Когда же все, наконец, расселись, действие началось… с жеребьёвки, актёры определяли, кого же они сейчас будут играть. После спектакля пыталась выяснить, настоящая ли жеребьевка или, каквсегда, дурят нашего брата и сестру в придачу. Выходило, вроде, настоящая… но я, как Станиславский «не верю», так что придётся прийти ещё раз, проверить.
Как это стало уже традиционно в «нехорошей квартире» места действия меняются. В «Вещице» переходов я насчитала 5, причём переходы сами по себе тоже действие – в частности во время одного из них очаровательная Гелла настойчиво предлагала красного вина (знает «КомедиантЪ» слабое место русского человека).
Всего романа мне, слава Богу, не показали. Я бы про эту вещицу сказала «главы из романа». Плюс включение в действие видеосюжетов. Разные режиссёры по-разному соединяют ткань экранных образов с традиционно сценическими, в «вещице» видеофрагмент «Сон Маргариты» – по сути самостоятельный короткометражный фильм, снятый здесь же в «Нехорошей квартире». Второй сюжет – интервью с Мариэттой Чудаковой – всемирно-известным булгаковедом, я читала её «жизнеописание Михаила Булгакова», а увидела впервые на этом спектакле.
Когда же всё закончилось, первая мысль – почему так мало? Но посмотрев на часы, понимаю, что время в очередной раз доказало свою субъективность, актёры лихо и с куражом отработали часы, заявленные в программке, а чувство неудовлетворённости и даже голода меня не покидало. 
Так что же всё-таки представляет из себя этот спектакль с таким неярким, но интригующим названием – «Вещица». Что это – вещичка – то есть, безделица, кое-что на тему, безответственно и поверхностно?
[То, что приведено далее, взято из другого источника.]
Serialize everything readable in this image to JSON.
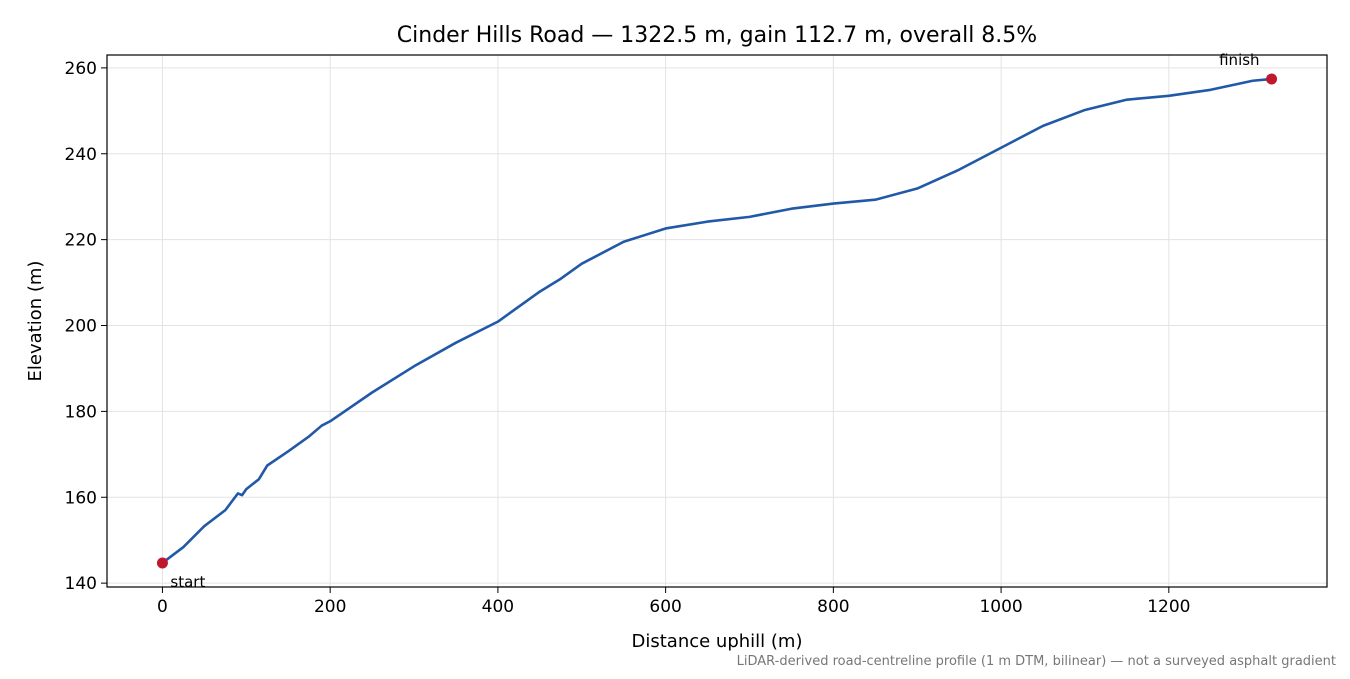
{
  "chart_data": {
    "type": "line",
    "title": "Cinder Hills Road — 1322.5 m, gain 112.7 m, overall 8.5%",
    "x_label": "Distance uphill (m)",
    "y_label": "Elevation (m)",
    "footnote": "LiDAR-derived road-centreline profile (1 m DTM, bilinear) — not a surveyed asphalt gradient",
    "x": [
      0,
      25,
      50,
      75,
      90,
      95,
      100,
      115,
      125,
      150,
      175,
      190,
      200,
      250,
      300,
      350,
      400,
      450,
      475,
      500,
      550,
      600,
      650,
      700,
      750,
      800,
      850,
      900,
      950,
      1000,
      1050,
      1100,
      1150,
      1200,
      1250,
      1300,
      1322.5
    ],
    "series": [
      {
        "name": "Elevation",
        "color": "#2159a8",
        "values": [
          144.7,
          148.4,
          153.3,
          157.0,
          160.9,
          160.5,
          161.9,
          164.2,
          167.4,
          170.7,
          174.2,
          176.7,
          177.7,
          184.4,
          190.5,
          196.0,
          200.9,
          207.9,
          210.9,
          214.4,
          219.5,
          222.6,
          224.2,
          225.3,
          227.2,
          228.4,
          229.3,
          231.9,
          236.3,
          241.4,
          246.5,
          250.2,
          252.6,
          253.5,
          254.9,
          257.0,
          257.4
        ]
      }
    ],
    "markers": [
      {
        "label": "start",
        "x": 0,
        "y": 144.7,
        "color": "#c0182d"
      },
      {
        "label": "finish",
        "x": 1322.5,
        "y": 257.4,
        "color": "#c0182d"
      }
    ],
    "xlim": [
      -66.1,
      1388.6
    ],
    "ylim": [
      139.1,
      263.0
    ],
    "xticks": [
      0,
      200,
      400,
      600,
      800,
      1000,
      1200
    ],
    "yticks": [
      140,
      160,
      180,
      200,
      220,
      240,
      260
    ],
    "grid": true
  }
}
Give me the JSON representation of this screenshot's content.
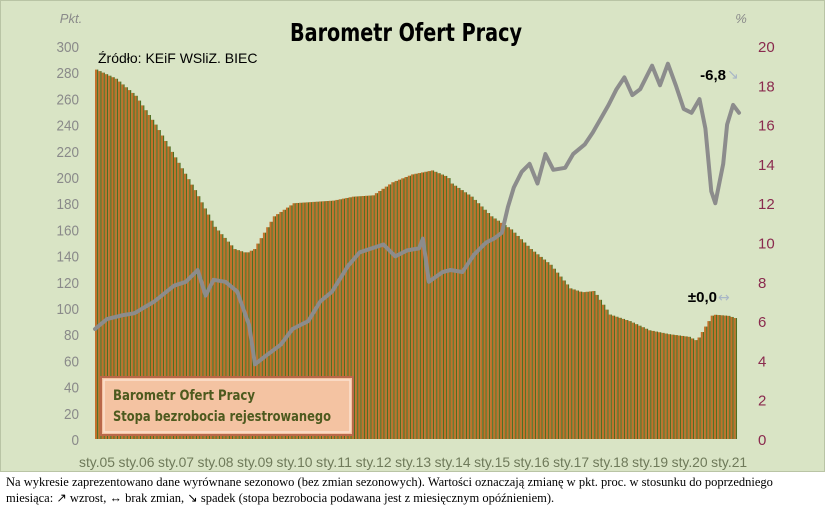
{
  "chart_data": {
    "type": "bar+line",
    "title": "Barometr Ofert Pracy",
    "source": "Źródło: KEiF WSliZ. BIEC",
    "left_axis_unit": "Pkt.",
    "right_axis_unit": "%",
    "left_ylim": [
      0,
      300
    ],
    "left_ticks": [
      0,
      20,
      40,
      60,
      80,
      100,
      120,
      140,
      160,
      180,
      200,
      220,
      240,
      260,
      280,
      300
    ],
    "right_ylim": [
      0,
      20
    ],
    "right_ticks": [
      0,
      2,
      4,
      6,
      8,
      10,
      12,
      14,
      16,
      18,
      20
    ],
    "x_tick_labels": [
      "sty.05",
      "sty.06",
      "sty.07",
      "sty.08",
      "sty.09",
      "sty.10",
      "sty.11",
      "sty.12",
      "sty.13",
      "sty.14",
      "sty.15",
      "sty.16",
      "sty.17",
      "sty.18",
      "sty.19",
      "sty.20",
      "sty.21"
    ],
    "x_start_year": 2005,
    "x_end_year": 2021,
    "series": [
      {
        "name": "Barometr Ofert Pracy",
        "kind": "bar",
        "axis": "left",
        "color": "#c2702a",
        "anchors": [
          [
            2005.0,
            282
          ],
          [
            2005.5,
            275
          ],
          [
            2006.0,
            262
          ],
          [
            2006.5,
            240
          ],
          [
            2007.0,
            215
          ],
          [
            2007.5,
            190
          ],
          [
            2008.0,
            162
          ],
          [
            2008.5,
            145
          ],
          [
            2008.8,
            142
          ],
          [
            2009.0,
            145
          ],
          [
            2009.5,
            170
          ],
          [
            2010.0,
            180
          ],
          [
            2010.5,
            181
          ],
          [
            2011.0,
            182
          ],
          [
            2011.5,
            185
          ],
          [
            2012.0,
            186
          ],
          [
            2012.5,
            196
          ],
          [
            2013.0,
            202
          ],
          [
            2013.5,
            205
          ],
          [
            2013.9,
            200
          ],
          [
            2014.0,
            195
          ],
          [
            2014.5,
            185
          ],
          [
            2015.0,
            170
          ],
          [
            2015.5,
            160
          ],
          [
            2016.0,
            145
          ],
          [
            2016.5,
            133
          ],
          [
            2017.0,
            115
          ],
          [
            2017.3,
            112
          ],
          [
            2017.6,
            113
          ],
          [
            2018.0,
            95
          ],
          [
            2018.5,
            90
          ],
          [
            2019.0,
            83
          ],
          [
            2019.5,
            80
          ],
          [
            2020.0,
            78
          ],
          [
            2020.2,
            75
          ],
          [
            2020.4,
            85
          ],
          [
            2020.6,
            95
          ],
          [
            2021.0,
            94
          ],
          [
            2021.2,
            92
          ]
        ],
        "end_label": "±0,0",
        "end_arrow": "↔"
      },
      {
        "name": "Stopa bezrobocia rejestrowanego",
        "kind": "line",
        "axis": "right",
        "color": "#8c8c8c",
        "values": [
          [
            2005.0,
            5.6
          ],
          [
            2005.3,
            6.1
          ],
          [
            2005.7,
            6.3
          ],
          [
            2006.0,
            6.4
          ],
          [
            2006.5,
            7.0
          ],
          [
            2007.0,
            7.8
          ],
          [
            2007.3,
            8.0
          ],
          [
            2007.6,
            8.6
          ],
          [
            2007.8,
            7.3
          ],
          [
            2008.0,
            8.1
          ],
          [
            2008.3,
            8.0
          ],
          [
            2008.6,
            7.5
          ],
          [
            2008.9,
            5.8
          ],
          [
            2009.05,
            3.8
          ],
          [
            2009.3,
            4.2
          ],
          [
            2009.7,
            4.8
          ],
          [
            2010.0,
            5.6
          ],
          [
            2010.4,
            6.0
          ],
          [
            2010.7,
            7.0
          ],
          [
            2011.0,
            7.5
          ],
          [
            2011.4,
            8.8
          ],
          [
            2011.7,
            9.5
          ],
          [
            2012.0,
            9.7
          ],
          [
            2012.3,
            9.9
          ],
          [
            2012.6,
            9.3
          ],
          [
            2012.9,
            9.6
          ],
          [
            2013.2,
            9.7
          ],
          [
            2013.3,
            10.2
          ],
          [
            2013.45,
            8.0
          ],
          [
            2013.8,
            8.5
          ],
          [
            2014.0,
            8.6
          ],
          [
            2014.3,
            8.5
          ],
          [
            2014.6,
            9.4
          ],
          [
            2014.9,
            10.0
          ],
          [
            2015.1,
            10.2
          ],
          [
            2015.3,
            10.5
          ],
          [
            2015.45,
            11.8
          ],
          [
            2015.6,
            12.8
          ],
          [
            2015.8,
            13.6
          ],
          [
            2016.0,
            14.0
          ],
          [
            2016.2,
            13.0
          ],
          [
            2016.4,
            14.5
          ],
          [
            2016.6,
            13.7
          ],
          [
            2016.9,
            13.8
          ],
          [
            2017.1,
            14.5
          ],
          [
            2017.4,
            15.0
          ],
          [
            2017.6,
            15.6
          ],
          [
            2017.8,
            16.3
          ],
          [
            2018.0,
            17.0
          ],
          [
            2018.2,
            17.8
          ],
          [
            2018.4,
            18.4
          ],
          [
            2018.6,
            17.5
          ],
          [
            2018.8,
            17.8
          ],
          [
            2019.0,
            18.6
          ],
          [
            2019.1,
            19.0
          ],
          [
            2019.3,
            18.0
          ],
          [
            2019.5,
            19.1
          ],
          [
            2019.7,
            18.0
          ],
          [
            2019.9,
            16.8
          ],
          [
            2020.1,
            16.6
          ],
          [
            2020.3,
            17.3
          ],
          [
            2020.45,
            15.8
          ],
          [
            2020.6,
            12.6
          ],
          [
            2020.7,
            12.0
          ],
          [
            2020.9,
            14.0
          ],
          [
            2021.0,
            16.0
          ],
          [
            2021.15,
            17.0
          ],
          [
            2021.3,
            16.6
          ]
        ],
        "end_label": "-6,8",
        "end_arrow": "↘"
      }
    ],
    "legend": [
      "Barometr Ofert Pracy",
      "Stopa bezrobocia rejestrowanego"
    ],
    "legend_placement": "bottom-left"
  },
  "colors": {
    "background": "#d9e4c5",
    "bar_fill": "#c2702a",
    "bar_stripe": "#4f6e22",
    "line": "#8c8c8c",
    "left_axis_text": "#8a8a8a",
    "right_axis_text": "#8a2a4e",
    "legend_fill": "#f4c3a2",
    "legend_text": "#4d5a1e"
  },
  "footnote": {
    "text": "Na wykresie zaprezentowano dane wyrównane sezonowo (bez zmian sezonowych). Wartości oznaczają zmianę w pkt. proc. w stosunku do poprzedniego miesiąca: ↗ wzrost, ↔ brak zmian, ↘ spadek (stopa bezrobocia podawana jest z miesięcznym opóźnieniem)."
  }
}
Или всё-таки – вещь, не смотря на фрагментарность, создающая самое главное – неповторимую булгаковскую атмосферу, и этим главным соответствующую гению писателя?
Я оставила этот вопрос пока открытым. Надо прийти ещё: разоблачить истинность жеребьевки, найти слабые места и раскритиковать, посмотреть другие составы, вполне другой спектакль может получиться, ну а потом уже делать выводы.
 
Часть 3. Будет ли лучше дальше?

Четвёртый спектакль по Булгакову! Ну, это уже слишком!!! Наверняка они будут повторяться, и актёры те же, и пространство музея – «Нехорошей квартиры». Ну что там можно придумать нового? И в некотором смысле мои предположения оправдались: зрителей снова переводят из комнаты в комнату. Правда, в каждой из пяти частей «Булгаковской мозаики» есть своя изюминка, в которой, разумеется, можно найти и плюсы, и минусы.
«Велик и страшен год 1918» –если не читали «Белой гвардии», или хотя бы «Дни Турбиных» понять ничего даже и не пытайтесь – бесполезно. Это «кино» явно для особо посвящённых. Ну а непосвящённым просто жутковато – страшный 18 год в России время от времени повторяется. И вопрос «А дальше то лучше будет» в свете сегодняшних событий звучит особенно остро.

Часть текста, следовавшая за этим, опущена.